Aquatic Biology of South Florida Limestone Excavation Lakes

Although mitigation is now required on excavation lakes resulting from limestone mining in South Florida, little baseline information exists on which to base mitigation recommendations. For this study, 8 representative limestone excavation lakes in Dade County, Florida, were sampled during 1981-82 to measure selected limnological parameters. There was little within-lake variation in water quality but substantial differences in means and ranges among lakes. Depths ranged from 3.2 to 15.2 m and surface areas, 8 to 44 ha. Maximum water temperature observed was 33° C and the minimum 19° C. Surface dissolved oxygen was 7.5-8.3 mglliter and 2.0- 7.5 mglliter at lake bottoms. Other ranges measured included alkalinity 72-170 mg/liter, conductivity 221 to 1,058 p,mhos, pH 7.2 to 8.2, and transparency 1.4 to 5.6 m. Mean values for total phosphorus (7.1 to 12.3 mg/m3 ) varied greatly by lake. No correlation was found among the mean depth, age, or surface area of each lake and the productivity indicators just cited. The age of each lake was not correlated with density or numbers of macroinvertebrate families. However, the mean depth was negatively correlated with the number of macroinvertebrate/m2 and the number of families. Mean number of macroinvertebrates ranged from 218 to 2,704/m2 with dipterans the most abundant.

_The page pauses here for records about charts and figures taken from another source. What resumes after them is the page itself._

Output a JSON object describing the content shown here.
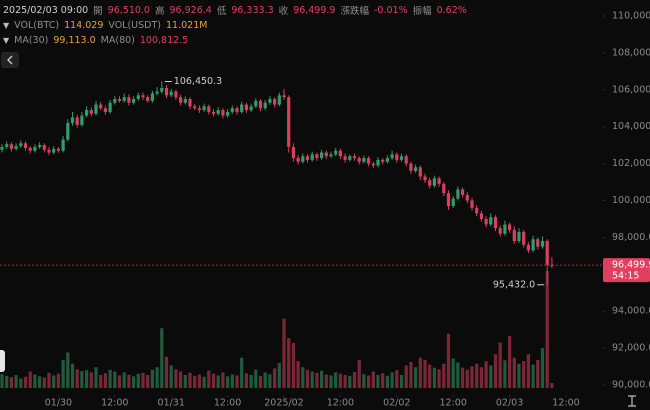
{
  "chart_data": {
    "type": "candlestick",
    "header": {
      "time": "2025/02/03 09:00",
      "fields": [
        {
          "label": "開",
          "value": "96,510.0"
        },
        {
          "label": "高",
          "value": "96,926.4"
        },
        {
          "label": "低",
          "value": "96,333.3"
        },
        {
          "label": "收",
          "value": "96,499.9"
        },
        {
          "label": "漲跌幅",
          "value": "-0.01%"
        },
        {
          "label": "振幅",
          "value": "0.62%"
        }
      ]
    },
    "volume_info": [
      {
        "label": "VOL(BTC)",
        "value": "114.029"
      },
      {
        "label": "VOL(USDT)",
        "value": "11.021M"
      }
    ],
    "ma_info": [
      {
        "label": "MA(30)",
        "value": "99,113.0"
      },
      {
        "label": "MA(80)",
        "value": "100,812.5"
      }
    ],
    "up_color": "#2f9e6c",
    "down_color": "#d9405f",
    "open": [
      102750,
      102900,
      103050,
      102800,
      102950,
      103100,
      102850,
      102700,
      102900,
      103000,
      102750,
      102600,
      102800,
      102700,
      103300,
      104200,
      104500,
      104100,
      104600,
      104900,
      104700,
      105200,
      105000,
      104800,
      105300,
      105500,
      105400,
      105600,
      105300,
      105500,
      105700,
      105600,
      105400,
      105800,
      105900,
      106100,
      105700,
      105900,
      105600,
      105300,
      105500,
      105100,
      105000,
      104900,
      105100,
      104800,
      104700,
      104900,
      104600,
      104800,
      105000,
      104800,
      105200,
      104900,
      105100,
      105400,
      105000,
      105300,
      105500,
      105200,
      105700,
      105600,
      102900,
      102300,
      102100,
      102400,
      102200,
      102500,
      102300,
      102600,
      102400,
      102500,
      102700,
      102400,
      102200,
      102400,
      102300,
      102100,
      102300,
      102000,
      101900,
      102200,
      102100,
      102300,
      102500,
      102200,
      102400,
      102000,
      101600,
      101800,
      101300,
      101100,
      100800,
      101200,
      100900,
      100400,
      99700,
      100100,
      100600,
      100300,
      100000,
      99600,
      99300,
      99000,
      98700,
      99100,
      98500,
      98200,
      98700,
      98400,
      97800,
      98300,
      97600,
      97300,
      97900,
      97500,
      97800,
      96510
    ],
    "high": [
      103050,
      103200,
      103150,
      103100,
      103250,
      103200,
      102950,
      103050,
      103150,
      103100,
      102900,
      102950,
      102900,
      103500,
      104400,
      104800,
      104650,
      104800,
      105100,
      105050,
      105400,
      105350,
      105150,
      105450,
      105650,
      105650,
      105800,
      105750,
      105650,
      105850,
      105850,
      105700,
      105950,
      106150,
      106450.3,
      106250,
      106050,
      106000,
      105750,
      105650,
      105600,
      105250,
      105150,
      105250,
      105200,
      104950,
      105050,
      105000,
      104950,
      105150,
      105100,
      105350,
      105300,
      105250,
      105550,
      105500,
      105450,
      105650,
      105600,
      105850,
      106050,
      105700,
      103100,
      102450,
      102550,
      102500,
      102650,
      102600,
      102750,
      102700,
      102650,
      102850,
      102800,
      102550,
      102500,
      102550,
      102400,
      102450,
      102400,
      102100,
      102350,
      102300,
      102450,
      102700,
      102600,
      102550,
      102500,
      102100,
      101950,
      101900,
      101450,
      101250,
      101350,
      101300,
      101000,
      100550,
      100250,
      100750,
      100700,
      100450,
      100150,
      99750,
      99450,
      99150,
      99300,
      99200,
      98650,
      98900,
      98800,
      98600,
      98500,
      98400,
      97750,
      98100,
      98000,
      98050,
      97900,
      96926.4
    ],
    "low": [
      102600,
      102800,
      102650,
      102700,
      102850,
      102700,
      102550,
      102600,
      102800,
      102600,
      102450,
      102500,
      102600,
      102600,
      103200,
      104050,
      103950,
      104000,
      104500,
      104550,
      104600,
      104900,
      104650,
      104700,
      105200,
      105300,
      105300,
      105150,
      105200,
      105400,
      105450,
      105300,
      105300,
      105700,
      105800,
      105550,
      105600,
      105450,
      105150,
      105200,
      104950,
      104900,
      104750,
      104800,
      104650,
      104550,
      104600,
      104450,
      104500,
      104700,
      104650,
      104700,
      104750,
      104800,
      105000,
      104850,
      104900,
      105200,
      105050,
      105100,
      105450,
      102600,
      102100,
      101950,
      102000,
      102050,
      102100,
      102150,
      102200,
      102250,
      102300,
      102400,
      102250,
      102050,
      102100,
      102150,
      101950,
      102000,
      101850,
      101750,
      101800,
      101950,
      102000,
      102200,
      102050,
      102100,
      101850,
      101450,
      101500,
      101100,
      100950,
      100650,
      100700,
      100750,
      100250,
      99500,
      99600,
      100000,
      100150,
      99850,
      99450,
      99150,
      98850,
      98550,
      98600,
      98350,
      98050,
      98100,
      98250,
      97650,
      97700,
      97450,
      97150,
      97200,
      97350,
      97400,
      95432.0,
      96333.3
    ],
    "close": [
      102900,
      103050,
      102800,
      102950,
      103100,
      102850,
      102700,
      102900,
      103000,
      102750,
      102600,
      102800,
      102700,
      103300,
      104200,
      104500,
      104100,
      104600,
      104900,
      104700,
      105200,
      105000,
      104800,
      105300,
      105500,
      105400,
      105600,
      105300,
      105500,
      105700,
      105600,
      105400,
      105800,
      105900,
      106100,
      105700,
      105900,
      105600,
      105300,
      105500,
      105100,
      105000,
      104900,
      105100,
      104800,
      104700,
      104900,
      104600,
      104800,
      105000,
      104800,
      105200,
      104900,
      105100,
      105400,
      105000,
      105300,
      105500,
      105200,
      105700,
      105600,
      102900,
      102300,
      102100,
      102400,
      102200,
      102500,
      102300,
      102600,
      102400,
      102500,
      102700,
      102400,
      102200,
      102400,
      102300,
      102100,
      102300,
      102000,
      101900,
      102200,
      102100,
      102300,
      102500,
      102200,
      102400,
      102000,
      101600,
      101800,
      101300,
      101100,
      100800,
      101200,
      100900,
      100400,
      99700,
      100100,
      100600,
      100300,
      100000,
      99600,
      99300,
      99000,
      98700,
      99100,
      98500,
      98200,
      98700,
      98400,
      97800,
      98300,
      97600,
      97300,
      97900,
      97500,
      97800,
      96510,
      96499.9
    ],
    "volume": [
      320,
      280,
      250,
      300,
      220,
      260,
      380,
      310,
      270,
      240,
      350,
      290,
      330,
      650,
      820,
      560,
      430,
      390,
      410,
      360,
      480,
      300,
      340,
      420,
      380,
      290,
      360,
      310,
      270,
      330,
      350,
      300,
      420,
      480,
      1380,
      720,
      520,
      430,
      380,
      300,
      350,
      280,
      310,
      260,
      400,
      330,
      290,
      360,
      270,
      310,
      290,
      700,
      340,
      300,
      420,
      280,
      360,
      320,
      450,
      580,
      1600,
      1150,
      1040,
      620,
      480,
      420,
      380,
      350,
      400,
      310,
      290,
      360,
      330,
      300,
      280,
      370,
      650,
      320,
      290,
      380,
      300,
      340,
      280,
      360,
      410,
      300,
      520,
      600,
      480,
      700,
      650,
      540,
      470,
      430,
      560,
      1250,
      680,
      590,
      470,
      420,
      500,
      560,
      480,
      620,
      520,
      780,
      1050,
      640,
      1200,
      700,
      560,
      620,
      780,
      540,
      650,
      920,
      2700,
      114.029
    ],
    "ylim": [
      89458,
      110867
    ],
    "yticks": [
      {
        "value": 90000,
        "label": "90,000.0"
      },
      {
        "value": 92000,
        "label": "92,000.0"
      },
      {
        "value": 94000,
        "label": "94,000.0"
      },
      {
        "value": 96000,
        "label": "96,000.0"
      },
      {
        "value": 98000,
        "label": "98,000.0"
      },
      {
        "value": 100000,
        "label": "100,000.0"
      },
      {
        "value": 102000,
        "label": "102,000.0"
      },
      {
        "value": 104000,
        "label": "104,000.0"
      },
      {
        "value": 106000,
        "label": "106,000.0"
      },
      {
        "value": 108000,
        "label": "108,000.0"
      },
      {
        "value": 110000,
        "label": "110,000.0"
      }
    ],
    "xticks": [
      {
        "value": 12,
        "label": "01/30"
      },
      {
        "value": 24,
        "label": "12:00"
      },
      {
        "value": 36,
        "label": "01/31"
      },
      {
        "value": 48,
        "label": "12:00"
      },
      {
        "value": 60,
        "label": "2025/02"
      },
      {
        "value": 72,
        "label": "12:00"
      },
      {
        "value": 84,
        "label": "02/02"
      },
      {
        "value": 96,
        "label": "12:00"
      },
      {
        "value": 108,
        "label": "02/03"
      },
      {
        "value": 120,
        "label": "12:00"
      }
    ],
    "annotations": {
      "high": "106,450.3",
      "low": "95,432.0"
    },
    "last_price_label": "96,499.9",
    "countdown": "54:15"
  }
}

Largemouth bass (Micropterus salmoides) , redear sunfish (Lepomis microlophus), bluegill (L. macrochirus), and mosquitofish) (Gambusia affinis) were common to all lakes although largemouth bass were generally small, and only 12% of those captured exceeded 300 mm in length. The low productivity and poor biological diversity suggests the potential for fisheries enhancement by such methods as addition of littoral areas, fish shelters, and return of the organic overburden to the lakes following mining.